04 - Terror

101 36 9
                                    

SEORANG pria dengan setelan rapi ditemani dengan kedua pria kekar yang berbadan bongsor sedang menuju lift untuk sampai ke tujuan. Salah satu pria kekar atau sebut saja pengawal pribadi menekan tombol lift lalu mereka pun masuk. Pria bersetelan rapi tersebut dengan iris mata birunya yang mempesona sedang sibuk mengetik sesuatu di ponselnya. Garis wajahnya yang tegas terpahat sempurna layaknya sebuah patung dewa.

"Kalian hanya bertugas setengah hari untuk hari ini.

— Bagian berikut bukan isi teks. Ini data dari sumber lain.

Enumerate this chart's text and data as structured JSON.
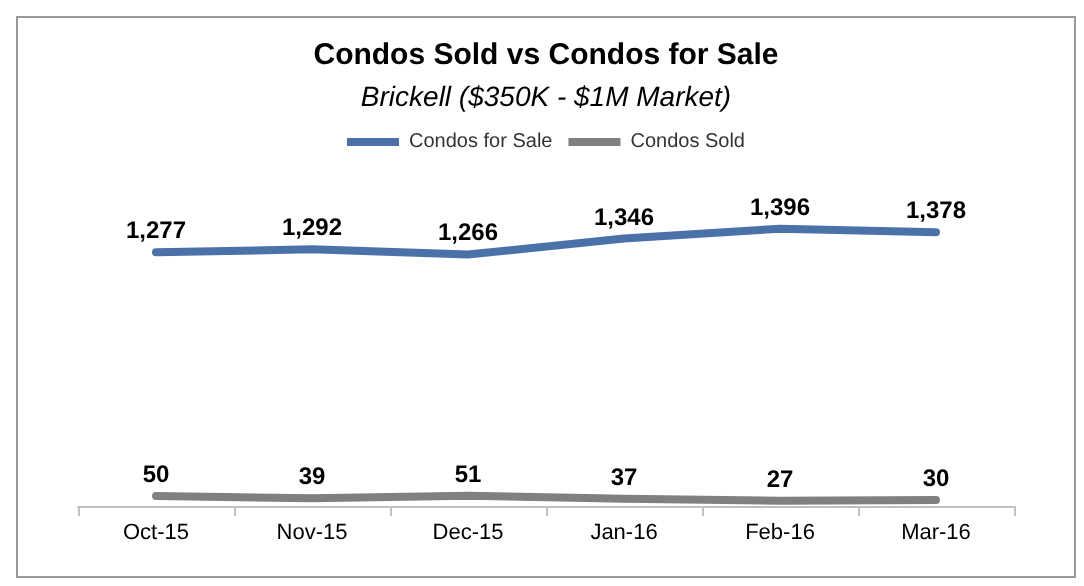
{
  "chart_data": {
    "type": "line",
    "title": "Condos Sold vs Condos for Sale",
    "subtitle": "Brickell ($350K - $1M Market)",
    "categories": [
      "Oct-15",
      "Nov-15",
      "Dec-15",
      "Jan-16",
      "Feb-16",
      "Mar-16"
    ],
    "series": [
      {
        "name": "Condos for Sale",
        "color": "#4a72a8",
        "values": [
          1277,
          1292,
          1266,
          1346,
          1396,
          1378
        ],
        "value_labels": [
          "1,277",
          "1,292",
          "1,266",
          "1,346",
          "1,396",
          "1,378"
        ]
      },
      {
        "name": "Condos Sold",
        "color": "#808080",
        "values": [
          50,
          39,
          51,
          37,
          27,
          30
        ],
        "value_labels": [
          "50",
          "39",
          "51",
          "37",
          "27",
          "30"
        ]
      }
    ],
    "legend": "top",
    "grid": false,
    "marker": "none",
    "line_style": "solid"
  }
}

Aku ingin menghabiskan waktu di rumah setelah meeting selesai."

"Baik, Pak Martin."

Pria yang disapa Martin itu pun tampak sedang menghubungi seseorang. "Ada yang ingin kuberitahu," ucapnya setelah panggilan tersambung.

"Begini...," Martin tampak memikirkan sesuatu. "Tidak kusangka jika akan bertemu Analeigh di jalan menuju perusahaan," ucapnya sambil menaikkan satu sudut bibirnya.

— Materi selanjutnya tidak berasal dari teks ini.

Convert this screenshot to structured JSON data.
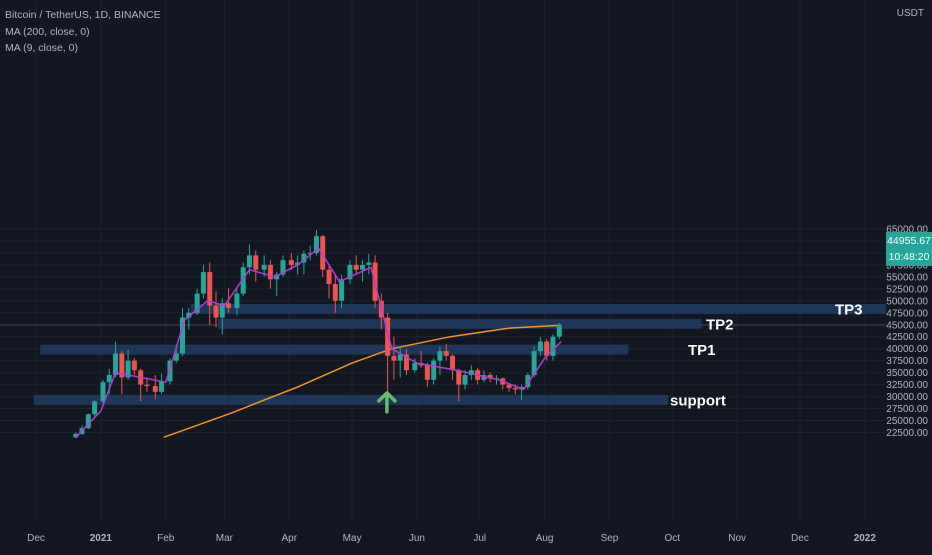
{
  "legend": {
    "symbol": "Bitcoin / TetherUS, 1D, BINANCE",
    "ma200": "MA (200, close, 0)",
    "ma9": "MA (9, close, 0)"
  },
  "price_axis": {
    "currency": "USDT",
    "ticks": [
      "65000.00",
      "62500.00",
      "60000.00",
      "57500.00",
      "55000.00",
      "52500.00",
      "50000.00",
      "47500.00",
      "45000.00",
      "42500.00",
      "40000.00",
      "37500.00",
      "35000.00",
      "32500.00",
      "30000.00",
      "27500.00",
      "25000.00",
      "22500.00"
    ],
    "current_price": "44955.67",
    "countdown": "10:48:20"
  },
  "time_axis": {
    "ticks": [
      "Dec",
      "2021",
      "Feb",
      "Mar",
      "Apr",
      "May",
      "Jun",
      "Jul",
      "Aug",
      "Sep",
      "Oct",
      "Nov",
      "Dec",
      "2022"
    ]
  },
  "colors": {
    "background": "#131722",
    "up": "#26a69a",
    "down": "#ef5350",
    "ma200": "#f7931a",
    "ma9": "#b23dd6",
    "zone": "#1f3a5f",
    "arrow": "#66bb6a"
  },
  "chart_data": {
    "type": "candlestick",
    "title": "Bitcoin / TetherUS, 1D, BINANCE",
    "ylim": [
      21500,
      65500
    ],
    "series": [
      {
        "name": "MA (200, close, 0)",
        "x": [
          "2021-01-31",
          "2021-03-04",
          "2021-04-05",
          "2021-05-01",
          "2021-05-20",
          "2021-06-17",
          "2021-07-15",
          "2021-08-09"
        ],
        "values": [
          21500,
          26500,
          32000,
          37000,
          40000,
          42500,
          44300,
          44900
        ]
      },
      {
        "name": "MA (9, close, 0)",
        "x": [
          "2020-12-20",
          "2021-01-01",
          "2021-01-08",
          "2021-01-20",
          "2021-02-01",
          "2021-02-10",
          "2021-02-21",
          "2021-03-01",
          "2021-03-13",
          "2021-03-25",
          "2021-04-05",
          "2021-04-15",
          "2021-04-25",
          "2021-05-10",
          "2021-05-20",
          "2021-06-01",
          "2021-06-20",
          "2021-07-10",
          "2021-07-22",
          "2021-08-01",
          "2021-08-09"
        ],
        "values": [
          21500,
          27000,
          35000,
          34000,
          33000,
          46000,
          50000,
          49000,
          56500,
          55000,
          57500,
          61000,
          54000,
          57000,
          40000,
          37000,
          35500,
          33500,
          31500,
          38000,
          41500
        ]
      }
    ],
    "levels": [
      {
        "label": "TP3",
        "value": 48300
      },
      {
        "label": "TP2",
        "value": 45200
      },
      {
        "label": "TP1",
        "value": 39800
      },
      {
        "label": "support",
        "value": 29300
      }
    ],
    "candles": [
      {
        "date": "2020-12-20",
        "o": 21500,
        "h": 22500,
        "l": 21300,
        "c": 22200
      },
      {
        "date": "2020-12-23",
        "o": 22200,
        "h": 24000,
        "l": 22000,
        "c": 23400
      },
      {
        "date": "2020-12-26",
        "o": 23400,
        "h": 26500,
        "l": 23200,
        "c": 26300
      },
      {
        "date": "2020-12-29",
        "o": 26300,
        "h": 29200,
        "l": 25800,
        "c": 29000
      },
      {
        "date": "2021-01-02",
        "o": 29000,
        "h": 33500,
        "l": 28700,
        "c": 33000
      },
      {
        "date": "2021-01-05",
        "o": 33000,
        "h": 35800,
        "l": 30500,
        "c": 34500
      },
      {
        "date": "2021-01-08",
        "o": 34500,
        "h": 41500,
        "l": 34000,
        "c": 39000
      },
      {
        "date": "2021-01-11",
        "o": 39000,
        "h": 39600,
        "l": 30500,
        "c": 34000
      },
      {
        "date": "2021-01-14",
        "o": 34000,
        "h": 39800,
        "l": 33500,
        "c": 37500
      },
      {
        "date": "2021-01-17",
        "o": 37500,
        "h": 38000,
        "l": 34500,
        "c": 35500
      },
      {
        "date": "2021-01-20",
        "o": 35500,
        "h": 35800,
        "l": 29000,
        "c": 32500
      },
      {
        "date": "2021-01-23",
        "o": 32500,
        "h": 34000,
        "l": 31000,
        "c": 32200
      },
      {
        "date": "2021-01-27",
        "o": 32200,
        "h": 34500,
        "l": 29500,
        "c": 31000
      },
      {
        "date": "2021-01-30",
        "o": 31000,
        "h": 34800,
        "l": 30500,
        "c": 33200
      },
      {
        "date": "2021-02-03",
        "o": 33200,
        "h": 38000,
        "l": 32500,
        "c": 37500
      },
      {
        "date": "2021-02-06",
        "o": 37500,
        "h": 40500,
        "l": 37000,
        "c": 39000
      },
      {
        "date": "2021-02-09",
        "o": 39000,
        "h": 48500,
        "l": 38500,
        "c": 46500
      },
      {
        "date": "2021-02-12",
        "o": 46500,
        "h": 48500,
        "l": 44000,
        "c": 47500
      },
      {
        "date": "2021-02-16",
        "o": 47500,
        "h": 52500,
        "l": 47000,
        "c": 51500
      },
      {
        "date": "2021-02-19",
        "o": 51500,
        "h": 57500,
        "l": 50500,
        "c": 56000
      },
      {
        "date": "2021-02-22",
        "o": 56000,
        "h": 58000,
        "l": 45000,
        "c": 49000
      },
      {
        "date": "2021-02-25",
        "o": 49000,
        "h": 52000,
        "l": 44500,
        "c": 46500
      },
      {
        "date": "2021-02-28",
        "o": 46500,
        "h": 50500,
        "l": 43000,
        "c": 49500
      },
      {
        "date": "2021-03-03",
        "o": 49500,
        "h": 52600,
        "l": 47500,
        "c": 48500
      },
      {
        "date": "2021-03-07",
        "o": 48500,
        "h": 52500,
        "l": 47000,
        "c": 51500
      },
      {
        "date": "2021-03-10",
        "o": 51500,
        "h": 58000,
        "l": 51000,
        "c": 57000
      },
      {
        "date": "2021-03-13",
        "o": 57000,
        "h": 61800,
        "l": 55500,
        "c": 59500
      },
      {
        "date": "2021-03-16",
        "o": 59500,
        "h": 60500,
        "l": 54000,
        "c": 56500
      },
      {
        "date": "2021-03-20",
        "o": 56500,
        "h": 59500,
        "l": 55000,
        "c": 57500
      },
      {
        "date": "2021-03-23",
        "o": 57500,
        "h": 58500,
        "l": 52500,
        "c": 54500
      },
      {
        "date": "2021-03-26",
        "o": 54500,
        "h": 56000,
        "l": 51000,
        "c": 55500
      },
      {
        "date": "2021-03-29",
        "o": 55500,
        "h": 59500,
        "l": 55000,
        "c": 58500
      },
      {
        "date": "2021-04-02",
        "o": 58500,
        "h": 60000,
        "l": 56500,
        "c": 57500
      },
      {
        "date": "2021-04-05",
        "o": 57500,
        "h": 59500,
        "l": 55500,
        "c": 58000
      },
      {
        "date": "2021-04-08",
        "o": 58000,
        "h": 60500,
        "l": 55500,
        "c": 59800
      },
      {
        "date": "2021-04-11",
        "o": 59800,
        "h": 61500,
        "l": 58500,
        "c": 60000
      },
      {
        "date": "2021-04-14",
        "o": 60000,
        "h": 64800,
        "l": 59500,
        "c": 63500
      },
      {
        "date": "2021-04-17",
        "o": 63500,
        "h": 63800,
        "l": 55000,
        "c": 56500
      },
      {
        "date": "2021-04-20",
        "o": 56500,
        "h": 57500,
        "l": 50500,
        "c": 53500
      },
      {
        "date": "2021-04-23",
        "o": 53500,
        "h": 55500,
        "l": 47500,
        "c": 50000
      },
      {
        "date": "2021-04-26",
        "o": 50000,
        "h": 55500,
        "l": 48500,
        "c": 54500
      },
      {
        "date": "2021-04-30",
        "o": 54500,
        "h": 58500,
        "l": 53500,
        "c": 57500
      },
      {
        "date": "2021-05-03",
        "o": 57500,
        "h": 59500,
        "l": 55500,
        "c": 56500
      },
      {
        "date": "2021-05-06",
        "o": 56500,
        "h": 58500,
        "l": 54000,
        "c": 57500
      },
      {
        "date": "2021-05-09",
        "o": 57500,
        "h": 59800,
        "l": 55500,
        "c": 58000
      },
      {
        "date": "2021-05-12",
        "o": 58000,
        "h": 59500,
        "l": 48500,
        "c": 50000
      },
      {
        "date": "2021-05-15",
        "o": 50000,
        "h": 51500,
        "l": 44000,
        "c": 46500
      },
      {
        "date": "2021-05-18",
        "o": 46500,
        "h": 47500,
        "l": 31000,
        "c": 38500
      },
      {
        "date": "2021-05-21",
        "o": 38500,
        "h": 42500,
        "l": 33500,
        "c": 37500
      },
      {
        "date": "2021-05-24",
        "o": 37500,
        "h": 40500,
        "l": 34000,
        "c": 38800
      },
      {
        "date": "2021-05-27",
        "o": 38800,
        "h": 40000,
        "l": 34500,
        "c": 35500
      },
      {
        "date": "2021-05-31",
        "o": 35500,
        "h": 38000,
        "l": 35000,
        "c": 37000
      },
      {
        "date": "2021-06-03",
        "o": 37000,
        "h": 39500,
        "l": 36000,
        "c": 36500
      },
      {
        "date": "2021-06-06",
        "o": 36500,
        "h": 37000,
        "l": 32000,
        "c": 33500
      },
      {
        "date": "2021-06-09",
        "o": 33500,
        "h": 38000,
        "l": 32500,
        "c": 37500
      },
      {
        "date": "2021-06-12",
        "o": 37500,
        "h": 40500,
        "l": 34500,
        "c": 39500
      },
      {
        "date": "2021-06-15",
        "o": 39500,
        "h": 41000,
        "l": 37500,
        "c": 38500
      },
      {
        "date": "2021-06-18",
        "o": 38500,
        "h": 38800,
        "l": 33500,
        "c": 35500
      },
      {
        "date": "2021-06-21",
        "o": 35500,
        "h": 35800,
        "l": 29000,
        "c": 32500
      },
      {
        "date": "2021-06-24",
        "o": 32500,
        "h": 35500,
        "l": 31500,
        "c": 34500
      },
      {
        "date": "2021-06-27",
        "o": 34500,
        "h": 36500,
        "l": 33500,
        "c": 35500
      },
      {
        "date": "2021-06-30",
        "o": 35500,
        "h": 36000,
        "l": 32500,
        "c": 33500
      },
      {
        "date": "2021-07-03",
        "o": 33500,
        "h": 35500,
        "l": 33000,
        "c": 34500
      },
      {
        "date": "2021-07-06",
        "o": 34500,
        "h": 35000,
        "l": 33000,
        "c": 33800
      },
      {
        "date": "2021-07-09",
        "o": 33800,
        "h": 34500,
        "l": 32500,
        "c": 33800
      },
      {
        "date": "2021-07-12",
        "o": 33800,
        "h": 34000,
        "l": 31500,
        "c": 32500
      },
      {
        "date": "2021-07-15",
        "o": 32500,
        "h": 32800,
        "l": 31000,
        "c": 31800
      },
      {
        "date": "2021-07-18",
        "o": 31800,
        "h": 32500,
        "l": 30500,
        "c": 31500
      },
      {
        "date": "2021-07-21",
        "o": 31500,
        "h": 32500,
        "l": 29300,
        "c": 32000
      },
      {
        "date": "2021-07-24",
        "o": 32000,
        "h": 35000,
        "l": 31500,
        "c": 34500
      },
      {
        "date": "2021-07-27",
        "o": 34500,
        "h": 40500,
        "l": 34000,
        "c": 39500
      },
      {
        "date": "2021-07-30",
        "o": 39500,
        "h": 42500,
        "l": 38500,
        "c": 41500
      },
      {
        "date": "2021-08-02",
        "o": 41500,
        "h": 42000,
        "l": 37500,
        "c": 38500
      },
      {
        "date": "2021-08-05",
        "o": 38500,
        "h": 43000,
        "l": 37500,
        "c": 42500
      },
      {
        "date": "2021-08-08",
        "o": 42500,
        "h": 45300,
        "l": 42000,
        "c": 44955.67
      }
    ]
  }
}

Sekarang dia sudah berada di depan ruangannya. Martin kemudian memberikan isyarat pada kedua pengawal pribadinya untuk pergi meninggalkan dia sendiri dan menikmati libur setengah hari yang sudah diberikan.

"Huh ... jadi selama ini kau sendiri tidak tahu rupa korbanmu? Apa kau sudah gila?" sarkas orang itu.

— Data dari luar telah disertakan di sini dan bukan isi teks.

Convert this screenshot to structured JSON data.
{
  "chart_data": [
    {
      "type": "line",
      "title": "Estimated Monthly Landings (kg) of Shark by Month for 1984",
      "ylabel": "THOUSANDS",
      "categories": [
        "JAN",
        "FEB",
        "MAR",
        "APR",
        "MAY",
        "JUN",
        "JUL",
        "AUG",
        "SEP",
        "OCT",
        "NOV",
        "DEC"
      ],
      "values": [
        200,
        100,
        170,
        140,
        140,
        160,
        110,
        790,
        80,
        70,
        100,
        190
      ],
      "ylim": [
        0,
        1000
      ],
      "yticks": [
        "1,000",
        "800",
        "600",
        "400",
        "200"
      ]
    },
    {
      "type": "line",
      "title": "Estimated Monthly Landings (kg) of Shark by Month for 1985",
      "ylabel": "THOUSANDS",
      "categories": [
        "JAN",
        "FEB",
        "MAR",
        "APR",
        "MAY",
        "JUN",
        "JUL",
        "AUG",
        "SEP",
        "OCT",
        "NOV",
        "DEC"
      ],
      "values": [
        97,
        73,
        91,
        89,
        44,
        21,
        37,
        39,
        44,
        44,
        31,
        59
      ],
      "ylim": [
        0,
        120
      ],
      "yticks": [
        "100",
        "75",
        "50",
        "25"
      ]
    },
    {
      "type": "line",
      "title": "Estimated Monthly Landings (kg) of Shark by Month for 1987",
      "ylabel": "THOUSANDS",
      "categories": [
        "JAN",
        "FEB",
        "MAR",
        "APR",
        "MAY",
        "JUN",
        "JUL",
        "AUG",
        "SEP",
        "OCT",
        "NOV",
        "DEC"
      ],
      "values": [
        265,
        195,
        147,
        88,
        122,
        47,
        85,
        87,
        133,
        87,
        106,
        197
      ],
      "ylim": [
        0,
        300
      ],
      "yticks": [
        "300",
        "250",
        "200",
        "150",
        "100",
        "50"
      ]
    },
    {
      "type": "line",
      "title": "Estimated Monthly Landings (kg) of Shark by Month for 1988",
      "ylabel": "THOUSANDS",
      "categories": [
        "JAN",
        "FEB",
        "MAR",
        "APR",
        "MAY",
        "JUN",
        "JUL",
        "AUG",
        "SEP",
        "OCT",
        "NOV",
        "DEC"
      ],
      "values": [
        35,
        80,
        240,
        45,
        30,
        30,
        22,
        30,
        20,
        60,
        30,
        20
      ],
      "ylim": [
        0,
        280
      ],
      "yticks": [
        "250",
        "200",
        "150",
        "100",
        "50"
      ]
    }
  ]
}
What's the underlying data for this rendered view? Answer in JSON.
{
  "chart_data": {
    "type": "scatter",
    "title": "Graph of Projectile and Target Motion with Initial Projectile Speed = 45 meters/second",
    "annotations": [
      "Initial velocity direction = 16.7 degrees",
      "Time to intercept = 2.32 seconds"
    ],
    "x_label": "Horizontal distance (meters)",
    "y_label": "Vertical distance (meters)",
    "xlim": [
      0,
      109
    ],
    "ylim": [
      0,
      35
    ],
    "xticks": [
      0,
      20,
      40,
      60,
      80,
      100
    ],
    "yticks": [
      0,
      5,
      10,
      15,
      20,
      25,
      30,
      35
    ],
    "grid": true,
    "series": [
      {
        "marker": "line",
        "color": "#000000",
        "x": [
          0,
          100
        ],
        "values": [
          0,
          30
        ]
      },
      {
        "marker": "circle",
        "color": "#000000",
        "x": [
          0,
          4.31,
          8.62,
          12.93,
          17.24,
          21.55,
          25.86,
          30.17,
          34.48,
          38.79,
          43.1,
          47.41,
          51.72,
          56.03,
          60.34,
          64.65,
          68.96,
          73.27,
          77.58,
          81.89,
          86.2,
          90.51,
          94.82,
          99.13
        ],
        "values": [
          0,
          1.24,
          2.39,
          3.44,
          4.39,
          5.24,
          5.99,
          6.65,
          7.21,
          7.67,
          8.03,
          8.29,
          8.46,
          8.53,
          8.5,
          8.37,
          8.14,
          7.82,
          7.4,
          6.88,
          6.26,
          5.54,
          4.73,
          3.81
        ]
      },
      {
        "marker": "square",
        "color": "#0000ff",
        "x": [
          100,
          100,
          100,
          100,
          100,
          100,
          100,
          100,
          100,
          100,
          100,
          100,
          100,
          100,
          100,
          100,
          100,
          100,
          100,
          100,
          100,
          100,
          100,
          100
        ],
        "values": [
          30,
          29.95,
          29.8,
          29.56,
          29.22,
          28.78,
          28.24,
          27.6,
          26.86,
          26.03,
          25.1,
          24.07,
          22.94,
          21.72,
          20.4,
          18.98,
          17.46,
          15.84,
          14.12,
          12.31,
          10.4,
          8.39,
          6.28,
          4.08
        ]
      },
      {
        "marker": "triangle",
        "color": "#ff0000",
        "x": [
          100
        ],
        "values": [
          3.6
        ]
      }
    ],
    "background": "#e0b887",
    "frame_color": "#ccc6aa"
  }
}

Martin tertawa kecil. "Aku tahu itu fakta yang konyol. Begini saja, kau akan menjalankan tugasmu ketika sudah kuperintahkan."

Orang yang di telepon menggeram. "Padahal sudah susah payah kucari tahu dia agar kau puas," ucap orang itu dengan menekankan kata 'puas' di akhir kalimat.

Martin terdiam sesaat kemudian tersenyum penuh arti. "Aku hanya ingin mengetahui lebih banyak dulu tentang dirinya." Setelah itu Martin memutuskan panggilan mereka.

***

"Sebenarnya apa yang membuatmu senyum-senyum sejak tadi? Kau sedang kasmaran lagi ya." Loi merasa risih sendiri karena memperhatikan adiknya yang tersenyum seperti orang gila.

08.28 p.m

Ana melihat jam dinding yang terpajang di dekat lemari pendingin. Sudah waktunya makan malam ternyata, dan daritadi dirinya hanya melamun di meja makan sambil menopang dagu. Ana merasa kasihan pada kakaknya. Kesusahan sendiri menyiapkan makan malam. Tapi sesekali tidak apa, karena Loi memang suka membuatnya terpelatuk juga.

TUK!

Loi memukul dahi mulus adiknya itu karena kesal dari tadi ucapannya hanya dianggap angin lewat.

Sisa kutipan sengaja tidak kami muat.